Tshisekedi selbst, seit 2019 Präsident, ist mitverantwortlich für die Eskalation der Kämpfe. Um Unterstützung zu gewinnen und seine Position im Inland zu stärken, stützt er sich immer mehr auf eine anti-ruandische nationalistische Rhetorik und begann ab 2023, die Bildung neuer Milizen im Osten der Demokratischen Republik Kongo zu fördern, um gemeinsam mit der kongolesischen Armee gegen die M23 zu kämpfen.
Koloniale und kapitalistische Wurzeln des Konflikts
Das brutale Erbe des Kolonialismus ist für das Verständnis des Konflikts von entscheidender Bedeutung. In der Demokratischen Republik Kongo und in Ruanda folgten auf 75 Jahre direkter und blutiger Kolonialherrschaft imperialistische Interventionen. Dies hat die Entwicklung der Gesellschaft tiefgreifend beeinflusst. Der jahrzehntelange Konflikt spiegelt die Schwäche der herrschenden Eliten in der Region wider. Sie waren nicht in der Lage, sich zu einer geeinteren herrschenden Klasse zu entwickeln, die in der Lage wäre, einheitliche Nationalstaaten an den Grenzen aufzubauen, die ihnen der Kolonialismus hinterlassen hat. Diese Grenzen stimmen nicht genau mit den verschiedenen Bevölkerungsgruppen überein, auf die sich die Eliten der Region als soziale Basis stützen wollen. Kigali, die Hauptstadt Ruandas, liegt beispielsweise nur 100 Kilometer östlich von Goma, während Kinshasa, die Hauptstadt der Demokratischen Republik Kongo, 1.500 Kilometer westlich liegt.

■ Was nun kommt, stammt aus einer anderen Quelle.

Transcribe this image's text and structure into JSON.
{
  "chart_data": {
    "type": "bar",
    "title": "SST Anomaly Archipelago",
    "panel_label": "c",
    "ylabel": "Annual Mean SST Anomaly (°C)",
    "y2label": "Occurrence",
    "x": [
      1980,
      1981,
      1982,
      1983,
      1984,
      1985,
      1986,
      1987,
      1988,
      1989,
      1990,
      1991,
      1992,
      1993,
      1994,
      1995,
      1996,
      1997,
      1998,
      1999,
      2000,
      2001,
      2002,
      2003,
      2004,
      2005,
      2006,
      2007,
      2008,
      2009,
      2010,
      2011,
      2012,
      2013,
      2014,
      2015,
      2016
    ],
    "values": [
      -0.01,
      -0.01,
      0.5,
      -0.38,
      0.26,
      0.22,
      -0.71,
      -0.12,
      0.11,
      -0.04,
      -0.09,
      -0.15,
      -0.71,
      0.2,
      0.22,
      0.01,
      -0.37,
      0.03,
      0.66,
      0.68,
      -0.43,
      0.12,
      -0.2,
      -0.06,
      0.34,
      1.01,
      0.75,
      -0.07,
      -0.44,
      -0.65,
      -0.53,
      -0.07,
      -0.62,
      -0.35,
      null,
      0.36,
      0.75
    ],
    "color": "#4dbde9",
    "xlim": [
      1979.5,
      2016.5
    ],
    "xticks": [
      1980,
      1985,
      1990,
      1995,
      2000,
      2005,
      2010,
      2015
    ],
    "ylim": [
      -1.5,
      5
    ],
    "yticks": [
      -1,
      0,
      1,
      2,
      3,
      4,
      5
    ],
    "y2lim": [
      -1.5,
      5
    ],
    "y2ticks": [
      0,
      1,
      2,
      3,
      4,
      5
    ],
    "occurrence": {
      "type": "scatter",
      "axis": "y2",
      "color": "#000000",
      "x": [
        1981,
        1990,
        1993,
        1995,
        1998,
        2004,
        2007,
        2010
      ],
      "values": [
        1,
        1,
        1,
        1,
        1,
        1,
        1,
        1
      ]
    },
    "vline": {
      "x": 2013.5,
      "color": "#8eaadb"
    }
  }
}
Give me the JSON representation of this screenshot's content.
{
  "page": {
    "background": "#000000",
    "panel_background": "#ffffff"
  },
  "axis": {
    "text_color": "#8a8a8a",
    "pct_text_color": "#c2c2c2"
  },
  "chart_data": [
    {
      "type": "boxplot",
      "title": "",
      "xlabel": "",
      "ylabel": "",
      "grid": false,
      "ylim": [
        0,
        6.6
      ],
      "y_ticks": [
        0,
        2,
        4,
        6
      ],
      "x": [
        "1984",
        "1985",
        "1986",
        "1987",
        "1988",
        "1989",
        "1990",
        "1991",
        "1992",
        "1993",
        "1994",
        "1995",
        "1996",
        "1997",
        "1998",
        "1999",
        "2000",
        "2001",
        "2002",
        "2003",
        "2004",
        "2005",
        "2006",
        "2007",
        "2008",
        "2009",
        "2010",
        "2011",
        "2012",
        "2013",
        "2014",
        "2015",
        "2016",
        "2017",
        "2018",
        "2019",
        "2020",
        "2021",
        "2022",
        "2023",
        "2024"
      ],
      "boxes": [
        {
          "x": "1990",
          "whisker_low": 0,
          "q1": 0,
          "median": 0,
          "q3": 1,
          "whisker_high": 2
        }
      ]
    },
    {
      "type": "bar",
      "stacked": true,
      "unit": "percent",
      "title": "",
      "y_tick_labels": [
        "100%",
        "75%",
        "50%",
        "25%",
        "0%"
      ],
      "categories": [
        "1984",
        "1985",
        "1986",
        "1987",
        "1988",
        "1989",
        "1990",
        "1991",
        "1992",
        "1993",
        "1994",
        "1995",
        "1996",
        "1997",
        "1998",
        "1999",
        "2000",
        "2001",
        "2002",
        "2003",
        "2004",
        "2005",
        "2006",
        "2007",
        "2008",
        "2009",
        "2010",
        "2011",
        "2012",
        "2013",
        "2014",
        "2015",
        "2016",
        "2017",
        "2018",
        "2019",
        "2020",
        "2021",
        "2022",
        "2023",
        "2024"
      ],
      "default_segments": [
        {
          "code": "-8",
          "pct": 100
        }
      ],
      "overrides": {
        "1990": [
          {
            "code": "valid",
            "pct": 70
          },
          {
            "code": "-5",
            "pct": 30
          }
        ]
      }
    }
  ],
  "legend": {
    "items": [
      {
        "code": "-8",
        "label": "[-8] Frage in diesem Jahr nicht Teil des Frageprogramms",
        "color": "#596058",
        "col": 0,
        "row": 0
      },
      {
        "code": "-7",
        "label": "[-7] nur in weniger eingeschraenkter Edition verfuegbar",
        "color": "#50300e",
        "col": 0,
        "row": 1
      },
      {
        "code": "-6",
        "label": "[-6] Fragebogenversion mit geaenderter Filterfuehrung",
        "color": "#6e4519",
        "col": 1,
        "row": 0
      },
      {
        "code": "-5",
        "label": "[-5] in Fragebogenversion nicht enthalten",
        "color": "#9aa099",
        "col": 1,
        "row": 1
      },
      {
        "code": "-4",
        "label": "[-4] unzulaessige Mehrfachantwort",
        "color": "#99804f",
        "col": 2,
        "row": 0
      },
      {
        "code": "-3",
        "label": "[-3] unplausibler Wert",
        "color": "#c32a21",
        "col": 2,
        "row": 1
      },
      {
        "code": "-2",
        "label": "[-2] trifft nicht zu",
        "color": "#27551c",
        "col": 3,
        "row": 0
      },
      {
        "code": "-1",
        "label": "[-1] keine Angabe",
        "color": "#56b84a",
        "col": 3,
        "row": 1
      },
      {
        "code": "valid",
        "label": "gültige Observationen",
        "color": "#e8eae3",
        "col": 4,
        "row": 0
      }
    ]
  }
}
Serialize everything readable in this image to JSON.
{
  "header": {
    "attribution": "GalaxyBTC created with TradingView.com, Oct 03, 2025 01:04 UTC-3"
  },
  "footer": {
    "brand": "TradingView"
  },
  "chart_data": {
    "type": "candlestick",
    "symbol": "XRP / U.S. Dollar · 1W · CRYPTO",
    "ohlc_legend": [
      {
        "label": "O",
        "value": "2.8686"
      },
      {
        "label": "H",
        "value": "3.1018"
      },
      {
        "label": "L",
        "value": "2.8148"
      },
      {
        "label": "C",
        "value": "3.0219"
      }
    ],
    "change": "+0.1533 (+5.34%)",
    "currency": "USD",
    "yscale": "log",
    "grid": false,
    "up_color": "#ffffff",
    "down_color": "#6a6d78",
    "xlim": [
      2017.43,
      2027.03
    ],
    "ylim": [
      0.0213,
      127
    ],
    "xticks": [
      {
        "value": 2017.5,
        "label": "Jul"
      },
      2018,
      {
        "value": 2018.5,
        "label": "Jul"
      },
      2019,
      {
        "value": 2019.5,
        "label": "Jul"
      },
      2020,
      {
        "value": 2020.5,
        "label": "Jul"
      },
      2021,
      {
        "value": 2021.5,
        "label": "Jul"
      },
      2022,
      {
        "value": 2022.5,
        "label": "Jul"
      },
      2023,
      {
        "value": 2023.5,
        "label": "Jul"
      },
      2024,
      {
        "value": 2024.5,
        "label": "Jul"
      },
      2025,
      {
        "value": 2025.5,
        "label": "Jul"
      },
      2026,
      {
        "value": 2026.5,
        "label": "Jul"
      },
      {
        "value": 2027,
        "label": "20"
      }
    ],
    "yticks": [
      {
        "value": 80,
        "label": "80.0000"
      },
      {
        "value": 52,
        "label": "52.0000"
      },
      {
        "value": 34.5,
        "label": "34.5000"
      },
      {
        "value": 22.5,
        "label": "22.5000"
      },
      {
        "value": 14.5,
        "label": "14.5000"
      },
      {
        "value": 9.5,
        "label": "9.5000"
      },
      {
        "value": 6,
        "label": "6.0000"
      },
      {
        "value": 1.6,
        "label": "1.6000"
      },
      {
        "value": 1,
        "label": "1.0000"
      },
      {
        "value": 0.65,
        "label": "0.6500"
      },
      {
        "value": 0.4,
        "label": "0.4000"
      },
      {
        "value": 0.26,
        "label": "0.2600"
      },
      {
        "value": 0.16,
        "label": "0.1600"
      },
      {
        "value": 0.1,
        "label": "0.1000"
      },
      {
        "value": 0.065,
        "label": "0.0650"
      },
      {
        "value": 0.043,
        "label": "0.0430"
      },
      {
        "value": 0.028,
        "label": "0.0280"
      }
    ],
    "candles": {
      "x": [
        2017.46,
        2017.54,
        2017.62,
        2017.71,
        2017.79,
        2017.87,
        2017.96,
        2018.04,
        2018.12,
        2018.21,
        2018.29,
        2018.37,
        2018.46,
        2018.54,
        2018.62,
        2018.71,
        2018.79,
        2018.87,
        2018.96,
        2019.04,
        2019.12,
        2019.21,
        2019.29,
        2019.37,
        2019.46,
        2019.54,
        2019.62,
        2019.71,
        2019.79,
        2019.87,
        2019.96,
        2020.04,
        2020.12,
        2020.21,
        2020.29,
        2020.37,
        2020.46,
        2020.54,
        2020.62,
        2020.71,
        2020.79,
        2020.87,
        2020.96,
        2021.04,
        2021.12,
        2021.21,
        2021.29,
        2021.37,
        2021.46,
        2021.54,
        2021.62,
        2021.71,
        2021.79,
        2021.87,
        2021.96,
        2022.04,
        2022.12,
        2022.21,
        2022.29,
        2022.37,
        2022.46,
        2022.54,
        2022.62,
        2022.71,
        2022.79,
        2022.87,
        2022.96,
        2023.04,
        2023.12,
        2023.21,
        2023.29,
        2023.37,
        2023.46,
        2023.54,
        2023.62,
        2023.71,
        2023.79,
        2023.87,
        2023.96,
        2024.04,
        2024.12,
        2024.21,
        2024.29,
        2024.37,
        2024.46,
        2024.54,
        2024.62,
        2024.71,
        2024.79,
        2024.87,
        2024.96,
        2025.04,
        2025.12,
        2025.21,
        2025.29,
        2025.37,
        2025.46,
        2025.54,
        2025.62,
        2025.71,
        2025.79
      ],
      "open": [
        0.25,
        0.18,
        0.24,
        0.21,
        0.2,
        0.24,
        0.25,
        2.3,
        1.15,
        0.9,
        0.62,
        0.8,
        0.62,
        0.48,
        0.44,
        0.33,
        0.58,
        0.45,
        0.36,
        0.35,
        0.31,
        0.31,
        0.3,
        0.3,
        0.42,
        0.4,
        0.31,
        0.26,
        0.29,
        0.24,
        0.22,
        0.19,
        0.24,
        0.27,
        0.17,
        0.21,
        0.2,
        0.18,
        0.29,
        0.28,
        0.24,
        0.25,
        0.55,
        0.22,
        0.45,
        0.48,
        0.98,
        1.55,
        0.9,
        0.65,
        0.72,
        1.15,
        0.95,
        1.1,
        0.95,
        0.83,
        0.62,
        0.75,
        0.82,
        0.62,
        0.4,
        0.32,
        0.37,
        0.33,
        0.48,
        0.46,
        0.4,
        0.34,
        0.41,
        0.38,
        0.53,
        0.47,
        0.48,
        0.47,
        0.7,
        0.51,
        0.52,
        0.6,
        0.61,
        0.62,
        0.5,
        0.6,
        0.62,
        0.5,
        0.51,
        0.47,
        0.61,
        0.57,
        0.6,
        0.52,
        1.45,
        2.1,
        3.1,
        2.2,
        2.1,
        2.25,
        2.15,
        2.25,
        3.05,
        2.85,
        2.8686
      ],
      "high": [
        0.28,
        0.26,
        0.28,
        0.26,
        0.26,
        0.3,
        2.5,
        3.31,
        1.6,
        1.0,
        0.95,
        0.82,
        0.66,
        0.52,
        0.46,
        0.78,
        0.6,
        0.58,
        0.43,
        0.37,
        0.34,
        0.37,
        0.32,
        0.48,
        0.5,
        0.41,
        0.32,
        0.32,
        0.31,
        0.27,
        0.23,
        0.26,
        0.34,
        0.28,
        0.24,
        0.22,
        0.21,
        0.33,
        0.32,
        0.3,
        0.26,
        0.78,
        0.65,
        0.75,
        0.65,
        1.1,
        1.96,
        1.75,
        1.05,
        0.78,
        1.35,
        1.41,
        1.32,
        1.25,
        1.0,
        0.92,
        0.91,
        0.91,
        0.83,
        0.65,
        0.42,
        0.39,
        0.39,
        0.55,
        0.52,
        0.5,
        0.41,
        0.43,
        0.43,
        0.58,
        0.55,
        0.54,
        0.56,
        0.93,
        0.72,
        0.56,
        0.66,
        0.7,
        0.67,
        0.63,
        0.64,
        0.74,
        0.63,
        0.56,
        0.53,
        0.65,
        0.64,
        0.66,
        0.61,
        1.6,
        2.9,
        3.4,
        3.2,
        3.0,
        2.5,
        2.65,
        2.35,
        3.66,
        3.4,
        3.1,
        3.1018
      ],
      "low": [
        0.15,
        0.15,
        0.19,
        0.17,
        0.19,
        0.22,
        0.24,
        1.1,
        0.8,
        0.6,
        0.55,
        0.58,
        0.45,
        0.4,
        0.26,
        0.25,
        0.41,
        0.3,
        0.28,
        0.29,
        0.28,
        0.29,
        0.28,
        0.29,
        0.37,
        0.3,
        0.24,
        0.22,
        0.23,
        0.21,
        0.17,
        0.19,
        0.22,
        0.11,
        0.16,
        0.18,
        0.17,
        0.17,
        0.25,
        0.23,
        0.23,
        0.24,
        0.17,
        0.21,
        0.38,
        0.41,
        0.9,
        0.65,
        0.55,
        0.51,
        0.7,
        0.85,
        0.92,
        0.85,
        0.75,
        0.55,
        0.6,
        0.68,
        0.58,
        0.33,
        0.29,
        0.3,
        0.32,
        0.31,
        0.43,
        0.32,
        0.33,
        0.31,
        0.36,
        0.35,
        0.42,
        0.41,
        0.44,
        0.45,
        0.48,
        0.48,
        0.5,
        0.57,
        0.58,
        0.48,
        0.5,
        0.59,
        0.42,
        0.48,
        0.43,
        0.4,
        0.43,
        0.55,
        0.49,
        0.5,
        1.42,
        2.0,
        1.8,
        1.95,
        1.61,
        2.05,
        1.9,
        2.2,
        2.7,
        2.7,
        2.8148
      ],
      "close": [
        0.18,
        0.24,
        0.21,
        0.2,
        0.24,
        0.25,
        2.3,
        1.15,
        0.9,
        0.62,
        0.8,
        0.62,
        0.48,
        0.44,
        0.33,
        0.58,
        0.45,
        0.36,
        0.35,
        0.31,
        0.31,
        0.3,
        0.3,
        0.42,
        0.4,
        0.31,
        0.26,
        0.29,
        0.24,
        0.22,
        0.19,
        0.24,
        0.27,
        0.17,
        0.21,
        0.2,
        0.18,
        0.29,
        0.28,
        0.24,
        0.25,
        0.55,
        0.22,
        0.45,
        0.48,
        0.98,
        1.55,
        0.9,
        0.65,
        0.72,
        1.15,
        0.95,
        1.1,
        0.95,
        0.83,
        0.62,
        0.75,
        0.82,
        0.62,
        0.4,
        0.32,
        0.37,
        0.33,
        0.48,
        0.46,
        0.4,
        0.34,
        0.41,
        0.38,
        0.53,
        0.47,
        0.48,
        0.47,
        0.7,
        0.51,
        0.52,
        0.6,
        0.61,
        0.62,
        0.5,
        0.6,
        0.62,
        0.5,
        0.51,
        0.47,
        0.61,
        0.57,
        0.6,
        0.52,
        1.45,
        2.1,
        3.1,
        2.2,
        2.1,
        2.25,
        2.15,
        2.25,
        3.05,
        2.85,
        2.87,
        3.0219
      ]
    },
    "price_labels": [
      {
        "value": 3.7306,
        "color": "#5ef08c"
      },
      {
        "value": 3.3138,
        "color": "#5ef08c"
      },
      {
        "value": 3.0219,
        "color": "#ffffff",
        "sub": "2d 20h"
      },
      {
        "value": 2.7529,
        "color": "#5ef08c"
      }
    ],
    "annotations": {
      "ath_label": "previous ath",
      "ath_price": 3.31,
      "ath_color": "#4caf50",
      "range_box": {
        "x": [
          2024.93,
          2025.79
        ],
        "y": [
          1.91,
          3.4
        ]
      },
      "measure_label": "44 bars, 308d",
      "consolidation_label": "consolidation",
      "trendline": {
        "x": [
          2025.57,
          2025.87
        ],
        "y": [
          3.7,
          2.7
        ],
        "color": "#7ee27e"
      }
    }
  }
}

Die Eliten der Region sind in unzählige Fraktionen gespalten, die entlang ethnischer, stammesbezogener, clanbezogener, sprachlicher und religiöser Linien aufgeteilt sind, welche durch die Kolonialpolitik der Vergangenheit absichtlich zu Gegensätzen verschärft wurden. Da sie in der kapitalistischen Weltwirtschaft in eine untergeordnete Position gedrängt werden und nicht in der Lage sind, die Gesellschaft auf der Grundlage des Kapitalismus zu entwickeln, greifen die Eliten auf verschiedene Formen des Nationalismus zurück, um ihre Herrschaft oder ihr Streben danach zu legitimieren. Im Kontext des unterentwickelten afrikanischen Kapitalismus bedeutet dies häufig einen ethnischen Nationalismus und Tribalismus. Die imperialistischen Mächte spielen bei der Stärkung dieses Nationalismus eine entscheidende Rolle, da sie nach lokalen Verbündeten suchen, um ihre geopolitischen und wirtschaftlichen Interessen voranzutreiben. Dies allein reicht jedoch in der Regel nicht aus, um ihre Herrschaft zu stabilisieren, die vielmehr durch harte Unterdrückung, Einschränkung demokratischer Rechte und Diktatur gefestigt werden muss.
Hutu-Tutsi-Beziehung
Die Beziehung zwischen den ethnischen Gruppen der Hutu und Tutsi ist ein besonders wichtiger Aspekt des Konflikts in der Region. Vorkoloniale Migrationsbewegungen, die belgische Kolonialpolitik und die jüngsten Flüchtlingsbewegungen, die vor ethnischer Gewalt fliehen, insbesondere der ruandische Bürgerkrieg und Völkermord Anfang der 1990er Jahre, bei dem von der Regierung unterstützte rechtsextreme „Hutu-Power“-Milizen Tutsi und politische Gegner*innen der Hutu abschlachteten, haben zu einem komplexen Flickenteppich von Hutu- und Tutsi-Bevölkerungen geführt, die sich über die Grenzen erstrecken.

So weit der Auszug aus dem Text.